Kleine Zwischenbilanz
Liturgische Wochen im Notizbuch. Bevor ich in der zweiten Runde weiter ins Detail gehe, zunächst ein paar Zwischenergebnisse und Thesen.
- Die Liturgiekonstitution stand nicht am Anfang der Liturgiereform des 20. Jahrhunderts, sondern inmitten eines schon geraume Zeit vorher begonnenen Prozesses. Sie diente als höchstinstanzliche Legitimation für eine Reform, die sie weder intendiert noch initiiert hatte.
- Trotzdem könnte sie heute als Leitbild und Regelwerk für die Erneuerung der römischen Liturgie dienen. Dazu müsste eine Hermeneutik der Reform an die Stelle jener Hermeneutik der Diskontinuität und des Bruches treten, mit der “Sacrosanctum Concilium” und mit ihr alle anderen Konzilstexte häufig gelesen werden.
- Die Vollendung der Reform erfordert drei Schritte: Die heutige liturgische Praxis sollte korrigiert, das Missale von 1962 wieder uneingeschränkt zugelassen und schließlich das Messbuch von 2000/2002 und alle anderen nachkonziliaren liturgischen Bücher einer weiteren Revision unterzogen werden.
- Während der erste der drei Schritte vermutlich keiner weiteren Begründung bedarf, ist vor allem der zweite umstritten. Der Rückgriff auf den Stand von 1962 ist für einen sauberen Neustart notwendig.

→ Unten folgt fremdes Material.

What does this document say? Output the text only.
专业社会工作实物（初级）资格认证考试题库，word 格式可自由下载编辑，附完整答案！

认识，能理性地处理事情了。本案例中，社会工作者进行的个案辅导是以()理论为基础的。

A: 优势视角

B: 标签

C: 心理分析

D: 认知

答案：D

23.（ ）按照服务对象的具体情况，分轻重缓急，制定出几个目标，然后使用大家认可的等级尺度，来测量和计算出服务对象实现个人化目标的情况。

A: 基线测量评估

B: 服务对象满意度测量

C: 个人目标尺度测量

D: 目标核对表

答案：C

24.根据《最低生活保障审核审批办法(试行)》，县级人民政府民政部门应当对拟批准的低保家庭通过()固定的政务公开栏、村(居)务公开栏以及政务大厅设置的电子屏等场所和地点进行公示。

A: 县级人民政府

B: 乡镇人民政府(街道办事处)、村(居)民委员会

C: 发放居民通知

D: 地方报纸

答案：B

Mit der Wiederzulassung beginnt eine vermutlich längere Phase, mindestens von der Dauer einer Generation, in der die beiden Messbücher im Wettbewerb miteinander stehen. Der altehrwürdige römische Ritus bleibt dadurch späteren Generationen lebendig erhalten, aber auch das Messbuch von 1969/1970 und seine Nachfolger behalten ihren Platz.
- Die Vollendung der Reform ist ein langfristiges Projekt. Sie wird rein praktisch vor allem aus Revisionen sowohl des Missale von 1962 als auch des nachkonziliaren Messbuches bestehen. Während das Missale von 1962 nur aktualisiert werden muss (dies betrifft vor allem den liturgischen Kalender), bedarf das neue Messbuch einer umfassenden Rekonstruktion – die wohl am besten mit dem Stand von 1962 beginnt.
In diesem Sinne ist die Wiederzulassung des Missale von 1962 tatsächlich ein Druck auf den liturgischen Reset-Knopf. Alles auf Anfang, “Sacrosanctum Concilium” neu lesen und an die Erneuerungsarbeit!